2. Mike James, Human Sieve
No one can accuse Minnesota’s starting point guard of sabotaging the squad’s chance at bagging that draft pick. Mike James had a wonderfully energetic first quarter Saturday night, blowing up for 13 of the team’s 21 points via 5-9 FG (3-5 from trey land), and twirling up three dimes besides. In other words, James had a hand in all but two of Minnesota’s points in the game’s opening 12 minutes. This came on the heels of a 7-point first quarter versus the Knicks on Friday, when James helped propel the squad to a 14 point lead before sitting with a minute and a half to go in the first.
Yes, let’s keep starting Mike James. And then sit him down for the other three quarters. The guy’s defense is Troy Hudson terrible, and that, folks, is very bad. James doesn’t usually play in the second quarter, nor the fourth, properly ceding it to Randy Foye. But that third quarter….Friday night against the Knicks, Nate Robinson came out and just torched James for 15 points on 5-5 FG in 8:57 of play, the main reason why a 18-point halftime lead shrunk to 6 before Wittman mercifully subbed in Foye. For the remaining 15:03, Robinson scored 6 on 2-6 shooting.
Coincidence? On Saturday, Chris Paul was 5-5 FG in the 23:12 James played him, and 1-7 the rest of the time with Foye the primary opponent on D. In the past two third quarters, point guards have scored 25 points and shot 9-9 FGs in the 20:09 James was supposed to be guarding them, and the Wolves were -19 during that stretch. One way to look at it is that James’s nonexistent defense is costing his team a point for every third quarter minute he plays. It wasn’t too hard to figure out the main source of KG’s ire when he said after the Knicks game, “I don’t know how many first-teamers want to play defense out there, but I know I’m one of them.”
3. Silver Linings
A couple months back I openly wondered if Foye and McCants could juggle their egos well enough to coexist synergistically in the same backcourt. The answer in the past two weeks has been a resounding yes.
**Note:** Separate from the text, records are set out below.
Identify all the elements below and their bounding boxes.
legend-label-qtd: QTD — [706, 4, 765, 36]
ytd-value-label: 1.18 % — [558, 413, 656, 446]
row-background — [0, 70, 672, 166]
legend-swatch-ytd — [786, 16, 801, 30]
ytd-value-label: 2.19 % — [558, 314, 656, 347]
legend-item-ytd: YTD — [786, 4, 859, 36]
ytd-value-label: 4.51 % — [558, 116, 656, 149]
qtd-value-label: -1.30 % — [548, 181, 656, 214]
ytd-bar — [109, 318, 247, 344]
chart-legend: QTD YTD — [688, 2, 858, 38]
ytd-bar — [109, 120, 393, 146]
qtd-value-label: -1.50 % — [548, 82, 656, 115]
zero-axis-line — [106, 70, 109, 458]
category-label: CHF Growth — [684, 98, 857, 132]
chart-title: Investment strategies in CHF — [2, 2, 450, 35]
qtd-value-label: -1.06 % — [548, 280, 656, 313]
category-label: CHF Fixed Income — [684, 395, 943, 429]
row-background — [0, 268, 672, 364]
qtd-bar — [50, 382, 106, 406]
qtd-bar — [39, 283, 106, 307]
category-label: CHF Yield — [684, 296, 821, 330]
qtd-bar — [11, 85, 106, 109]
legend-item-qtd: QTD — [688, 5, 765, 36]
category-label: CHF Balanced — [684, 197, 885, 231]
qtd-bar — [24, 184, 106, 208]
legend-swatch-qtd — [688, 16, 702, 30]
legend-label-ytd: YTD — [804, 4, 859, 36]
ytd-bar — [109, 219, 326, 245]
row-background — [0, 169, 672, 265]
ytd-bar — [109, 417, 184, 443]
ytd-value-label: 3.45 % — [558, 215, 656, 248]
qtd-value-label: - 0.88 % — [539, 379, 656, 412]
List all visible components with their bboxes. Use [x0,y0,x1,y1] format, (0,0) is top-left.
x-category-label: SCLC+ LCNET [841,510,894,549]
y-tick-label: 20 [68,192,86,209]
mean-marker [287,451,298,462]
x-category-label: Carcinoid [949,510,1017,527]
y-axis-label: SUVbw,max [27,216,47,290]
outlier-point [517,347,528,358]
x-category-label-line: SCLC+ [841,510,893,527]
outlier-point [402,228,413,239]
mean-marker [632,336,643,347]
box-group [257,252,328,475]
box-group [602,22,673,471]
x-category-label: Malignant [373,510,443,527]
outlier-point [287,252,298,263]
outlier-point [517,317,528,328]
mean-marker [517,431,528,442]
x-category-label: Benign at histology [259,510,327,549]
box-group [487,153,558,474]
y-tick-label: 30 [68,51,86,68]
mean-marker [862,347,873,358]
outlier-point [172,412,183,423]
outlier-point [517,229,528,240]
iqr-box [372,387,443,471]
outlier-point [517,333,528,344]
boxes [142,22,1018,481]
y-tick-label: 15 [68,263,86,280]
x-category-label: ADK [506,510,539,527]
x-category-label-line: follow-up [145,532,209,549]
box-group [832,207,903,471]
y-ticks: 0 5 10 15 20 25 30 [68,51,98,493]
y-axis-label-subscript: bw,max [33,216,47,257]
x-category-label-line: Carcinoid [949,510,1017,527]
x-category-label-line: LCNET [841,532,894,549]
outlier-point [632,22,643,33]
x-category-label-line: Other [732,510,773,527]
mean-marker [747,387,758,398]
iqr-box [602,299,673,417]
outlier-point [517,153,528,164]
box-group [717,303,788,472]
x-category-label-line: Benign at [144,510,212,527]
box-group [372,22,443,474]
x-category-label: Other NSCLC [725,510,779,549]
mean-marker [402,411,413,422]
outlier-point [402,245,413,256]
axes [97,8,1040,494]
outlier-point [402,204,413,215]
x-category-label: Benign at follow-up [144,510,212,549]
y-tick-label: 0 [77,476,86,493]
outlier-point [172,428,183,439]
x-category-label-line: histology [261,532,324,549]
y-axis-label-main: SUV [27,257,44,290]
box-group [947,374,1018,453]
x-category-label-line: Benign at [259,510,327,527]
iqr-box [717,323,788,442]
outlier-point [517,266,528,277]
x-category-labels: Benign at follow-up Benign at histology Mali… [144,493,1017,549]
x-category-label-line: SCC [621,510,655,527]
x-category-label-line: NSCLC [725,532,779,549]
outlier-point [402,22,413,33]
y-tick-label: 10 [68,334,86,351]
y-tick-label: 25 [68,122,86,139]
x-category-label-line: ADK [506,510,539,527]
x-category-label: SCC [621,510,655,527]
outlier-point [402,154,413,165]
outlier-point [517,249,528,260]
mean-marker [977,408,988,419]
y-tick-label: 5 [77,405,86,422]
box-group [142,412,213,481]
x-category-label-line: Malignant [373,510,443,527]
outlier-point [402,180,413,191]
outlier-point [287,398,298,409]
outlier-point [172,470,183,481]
Latest evidence: Saturday’s 36-point second quarter blitz that saw Shaddy and Foye each go off for a dozen on 9-11 FG (4-5 from 3), a combined 6 assists and 2 turnovers.
Nice to see Trenton Hassell at least somewhat escape the doghouse over the weekend with a pair of strong efforts. Hassell was the third leg in the triangle with Foye and McCants in the third period on Saturday, getting 10 points on 5-6 FG. He and McCants were tied with a team-high +16 for those two games. I wonder if Randy Wittman defenders will spin Hassell’s resurgence as a response to the coach’s discipline, specifically his sitting him for all of the Orlando game, 3/4 of the Miami game, and putting McCants ahead of him in the second-line rotation when the starters rest. If so, may I suggest Witt try it with Ricky Davis, who after blowing up for 36 points in a stirring victory in Orlando has gone -35 over the last three games, a span in which the Wolves as a whole are -10. That’s -35 in the 85:02 Davis played the past three, versus +25 the 58:58 Davis sat. But by all means, bench Trenton Hassell.
Finally, kudos to Garnett for stepping up big time and guarding centers when Wittman wisely goes to the younger, smaller roster at crunch time. His defense on Eddy Curry cinched the game and led to a bevy of Curry fouls and turnovers. His play on Marc Jackson and just his low-post shot-blocking presence in general on Saturday compensated for his scattershot offense.